We haven't exempted ourselves from natural selection. We have just altered the traits that make us more or less fit (susceptible to small pox? big deal). As for the cultural trade-offs of a complex technological society, who knows what will happen. I'm not about to proclaim Y!A as the greatest thing since sliced bread, but it hasn't been long since you could ask a question like this to anyone in the world.

2006-11-11 13:34:44 · answer #2 · answered by novangelis 7 · 0 0

Current DNA research shows clearly that we have not exempted ourselves from Natural Selection and it's partner, Genetic Drift. We cannot separate ourselves from Nature. By creating and nature/unnatural duality in your mind, you cease to see things as clearly as you might. We are not unnatural or supernatural beings. Blue/green algae consumes carbon dioxide and excretes oxygen. At a point in the distant past, so much blue/green algae occupied the oceans of the earth that it changed the balance of the atmosphere and made it impossible for that maximum level of algae to continue to exist. Birds build nests, termites build huge mounds, chimps make beds out of leaves and tree branches, and we create concrete and steel megastructures. We excrete so much carbon dioxide that we are changing the balance of the atmosphere. It's all part of the ongoing natural process of this planet. 95 percent of all species that have ever existed are extinct. Because of us? No, because that's the way of things. Individuals have their life spans, species have theirs. We have no way of making anything that is outside of nature. We have no way of being that is outside of nature. Nature is what is. We are of it and in it.

2006-11-11 11:53:34 · answer #3 · answered by Rico Toasterman JPA 7 · 0 0

intolerance, close mindedness.

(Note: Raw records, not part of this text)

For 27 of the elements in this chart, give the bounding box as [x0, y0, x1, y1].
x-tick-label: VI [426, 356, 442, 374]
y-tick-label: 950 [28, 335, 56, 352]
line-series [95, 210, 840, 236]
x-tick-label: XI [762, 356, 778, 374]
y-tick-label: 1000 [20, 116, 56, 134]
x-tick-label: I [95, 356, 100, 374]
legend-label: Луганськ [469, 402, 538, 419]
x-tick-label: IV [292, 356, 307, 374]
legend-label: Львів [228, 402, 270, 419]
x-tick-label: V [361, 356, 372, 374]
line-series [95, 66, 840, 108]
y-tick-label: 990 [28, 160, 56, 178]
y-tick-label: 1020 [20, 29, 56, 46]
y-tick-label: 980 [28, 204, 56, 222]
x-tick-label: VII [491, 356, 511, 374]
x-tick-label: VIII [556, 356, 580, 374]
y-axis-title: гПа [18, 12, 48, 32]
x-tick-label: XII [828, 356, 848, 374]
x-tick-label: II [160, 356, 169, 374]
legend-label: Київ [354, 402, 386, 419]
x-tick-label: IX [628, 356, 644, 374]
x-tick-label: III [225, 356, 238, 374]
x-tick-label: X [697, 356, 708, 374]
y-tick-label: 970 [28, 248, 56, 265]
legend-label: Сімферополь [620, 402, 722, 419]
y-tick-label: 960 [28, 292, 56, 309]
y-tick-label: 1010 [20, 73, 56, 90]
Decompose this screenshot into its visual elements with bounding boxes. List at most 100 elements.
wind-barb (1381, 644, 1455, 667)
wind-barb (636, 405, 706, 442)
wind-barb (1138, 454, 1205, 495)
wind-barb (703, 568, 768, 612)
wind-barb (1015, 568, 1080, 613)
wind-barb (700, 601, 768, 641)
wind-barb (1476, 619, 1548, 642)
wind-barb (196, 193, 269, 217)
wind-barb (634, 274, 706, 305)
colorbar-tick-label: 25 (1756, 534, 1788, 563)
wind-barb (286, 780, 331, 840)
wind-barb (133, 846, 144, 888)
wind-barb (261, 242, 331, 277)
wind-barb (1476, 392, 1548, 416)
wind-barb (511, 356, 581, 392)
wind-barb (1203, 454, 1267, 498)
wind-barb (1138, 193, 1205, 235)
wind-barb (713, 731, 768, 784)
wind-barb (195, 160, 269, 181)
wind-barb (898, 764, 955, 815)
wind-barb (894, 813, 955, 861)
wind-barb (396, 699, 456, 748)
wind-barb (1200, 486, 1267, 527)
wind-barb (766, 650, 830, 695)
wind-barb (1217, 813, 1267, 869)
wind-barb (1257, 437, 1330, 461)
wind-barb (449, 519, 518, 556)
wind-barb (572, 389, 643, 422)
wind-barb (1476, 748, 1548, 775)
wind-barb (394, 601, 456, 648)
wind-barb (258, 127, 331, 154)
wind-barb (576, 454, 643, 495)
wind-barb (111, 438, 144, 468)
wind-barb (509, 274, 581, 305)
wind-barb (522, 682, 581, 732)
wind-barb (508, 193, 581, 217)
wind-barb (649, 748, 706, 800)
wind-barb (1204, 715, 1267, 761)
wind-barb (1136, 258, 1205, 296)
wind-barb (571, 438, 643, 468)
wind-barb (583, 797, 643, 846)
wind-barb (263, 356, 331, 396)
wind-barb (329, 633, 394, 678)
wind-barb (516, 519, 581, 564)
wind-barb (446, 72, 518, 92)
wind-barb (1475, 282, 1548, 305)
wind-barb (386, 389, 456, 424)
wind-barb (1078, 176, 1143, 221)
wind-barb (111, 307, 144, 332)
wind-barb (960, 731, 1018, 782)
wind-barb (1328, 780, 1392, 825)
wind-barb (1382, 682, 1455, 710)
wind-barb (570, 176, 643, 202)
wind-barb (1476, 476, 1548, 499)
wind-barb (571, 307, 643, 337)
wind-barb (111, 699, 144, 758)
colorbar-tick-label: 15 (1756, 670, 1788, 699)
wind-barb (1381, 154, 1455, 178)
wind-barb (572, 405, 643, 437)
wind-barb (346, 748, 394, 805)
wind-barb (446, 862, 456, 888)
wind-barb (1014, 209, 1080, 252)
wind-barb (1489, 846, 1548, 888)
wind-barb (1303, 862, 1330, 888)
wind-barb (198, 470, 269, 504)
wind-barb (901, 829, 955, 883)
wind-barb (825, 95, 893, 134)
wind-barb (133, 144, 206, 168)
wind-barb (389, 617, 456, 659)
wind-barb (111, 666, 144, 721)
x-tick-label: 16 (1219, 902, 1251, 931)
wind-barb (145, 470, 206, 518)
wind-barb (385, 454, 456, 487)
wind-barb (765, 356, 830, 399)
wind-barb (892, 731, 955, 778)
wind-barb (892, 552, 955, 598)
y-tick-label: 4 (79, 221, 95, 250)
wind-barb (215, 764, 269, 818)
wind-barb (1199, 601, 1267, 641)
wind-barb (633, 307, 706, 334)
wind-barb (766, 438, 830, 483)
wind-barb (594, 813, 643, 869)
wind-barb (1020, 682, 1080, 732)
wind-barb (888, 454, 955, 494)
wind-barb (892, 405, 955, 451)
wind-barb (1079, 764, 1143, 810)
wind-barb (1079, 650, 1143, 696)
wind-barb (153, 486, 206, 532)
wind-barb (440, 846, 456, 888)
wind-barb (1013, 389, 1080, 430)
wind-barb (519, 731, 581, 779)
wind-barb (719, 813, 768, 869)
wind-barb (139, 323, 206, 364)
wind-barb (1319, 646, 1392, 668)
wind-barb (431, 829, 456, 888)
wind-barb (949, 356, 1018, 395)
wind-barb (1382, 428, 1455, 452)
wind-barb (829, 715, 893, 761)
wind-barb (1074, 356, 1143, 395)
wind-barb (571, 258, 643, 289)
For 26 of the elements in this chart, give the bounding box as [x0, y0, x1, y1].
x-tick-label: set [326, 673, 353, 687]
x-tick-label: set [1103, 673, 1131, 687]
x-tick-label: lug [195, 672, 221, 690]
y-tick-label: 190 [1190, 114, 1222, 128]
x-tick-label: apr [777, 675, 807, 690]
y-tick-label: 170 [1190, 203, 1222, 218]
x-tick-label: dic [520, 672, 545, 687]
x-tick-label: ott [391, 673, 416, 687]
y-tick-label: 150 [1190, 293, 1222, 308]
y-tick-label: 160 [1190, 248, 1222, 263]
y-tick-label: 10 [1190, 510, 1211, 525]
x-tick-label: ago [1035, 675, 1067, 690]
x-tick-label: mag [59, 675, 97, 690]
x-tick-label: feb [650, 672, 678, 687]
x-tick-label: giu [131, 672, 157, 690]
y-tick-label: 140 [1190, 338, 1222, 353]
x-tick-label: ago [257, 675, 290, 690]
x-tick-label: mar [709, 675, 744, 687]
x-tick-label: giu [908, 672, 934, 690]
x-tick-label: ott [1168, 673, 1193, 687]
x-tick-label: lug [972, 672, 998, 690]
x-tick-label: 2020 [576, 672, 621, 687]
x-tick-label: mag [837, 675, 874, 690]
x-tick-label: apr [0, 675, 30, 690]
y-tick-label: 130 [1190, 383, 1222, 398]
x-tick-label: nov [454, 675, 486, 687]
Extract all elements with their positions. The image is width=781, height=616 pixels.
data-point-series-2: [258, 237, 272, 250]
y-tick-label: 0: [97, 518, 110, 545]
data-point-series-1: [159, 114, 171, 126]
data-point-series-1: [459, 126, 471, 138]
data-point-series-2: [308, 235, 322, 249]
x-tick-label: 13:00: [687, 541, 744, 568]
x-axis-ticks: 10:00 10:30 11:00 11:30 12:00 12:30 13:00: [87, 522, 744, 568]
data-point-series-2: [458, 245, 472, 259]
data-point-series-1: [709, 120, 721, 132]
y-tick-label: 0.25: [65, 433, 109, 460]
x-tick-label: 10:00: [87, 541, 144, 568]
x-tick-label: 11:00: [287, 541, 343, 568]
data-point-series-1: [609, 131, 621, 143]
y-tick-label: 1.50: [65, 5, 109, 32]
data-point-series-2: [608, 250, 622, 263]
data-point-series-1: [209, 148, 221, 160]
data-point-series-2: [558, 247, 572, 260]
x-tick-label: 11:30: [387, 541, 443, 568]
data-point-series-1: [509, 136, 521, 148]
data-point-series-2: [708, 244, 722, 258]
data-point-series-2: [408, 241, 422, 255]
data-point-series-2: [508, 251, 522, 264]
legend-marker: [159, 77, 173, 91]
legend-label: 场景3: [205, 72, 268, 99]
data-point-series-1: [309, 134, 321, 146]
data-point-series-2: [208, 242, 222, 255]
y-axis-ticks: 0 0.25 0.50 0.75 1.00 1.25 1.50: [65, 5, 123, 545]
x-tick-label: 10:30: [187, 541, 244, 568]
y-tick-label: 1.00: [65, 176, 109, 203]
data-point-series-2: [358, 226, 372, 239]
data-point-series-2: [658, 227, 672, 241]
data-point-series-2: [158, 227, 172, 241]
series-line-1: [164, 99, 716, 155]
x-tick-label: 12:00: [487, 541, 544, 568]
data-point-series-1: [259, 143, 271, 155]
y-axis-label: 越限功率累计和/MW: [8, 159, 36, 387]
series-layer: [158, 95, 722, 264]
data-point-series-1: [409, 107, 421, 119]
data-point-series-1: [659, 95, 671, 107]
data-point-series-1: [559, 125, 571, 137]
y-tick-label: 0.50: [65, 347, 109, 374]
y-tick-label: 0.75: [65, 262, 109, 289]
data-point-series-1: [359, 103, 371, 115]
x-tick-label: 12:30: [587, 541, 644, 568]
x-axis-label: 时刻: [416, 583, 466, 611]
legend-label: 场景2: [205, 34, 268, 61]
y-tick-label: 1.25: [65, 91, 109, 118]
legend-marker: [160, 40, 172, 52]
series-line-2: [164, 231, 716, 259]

From what i've got study in history every time somebody makes a super discovery(which comprise Galileo looking that the earth rotates around the sunlight) it generally takes until all the illiberal human beings have died for it to become broadly excepted. human beings often combat wars, and segregate one yet another through unwillingness to settle for sparkling ideals. i think of that is considered as we talk with the help of people who do not settle for homosexuality, the thought of evolution and different issues that folk deny through fact they have been taught to be against them. i think of in part that's the fault of the incompetence of our academic device.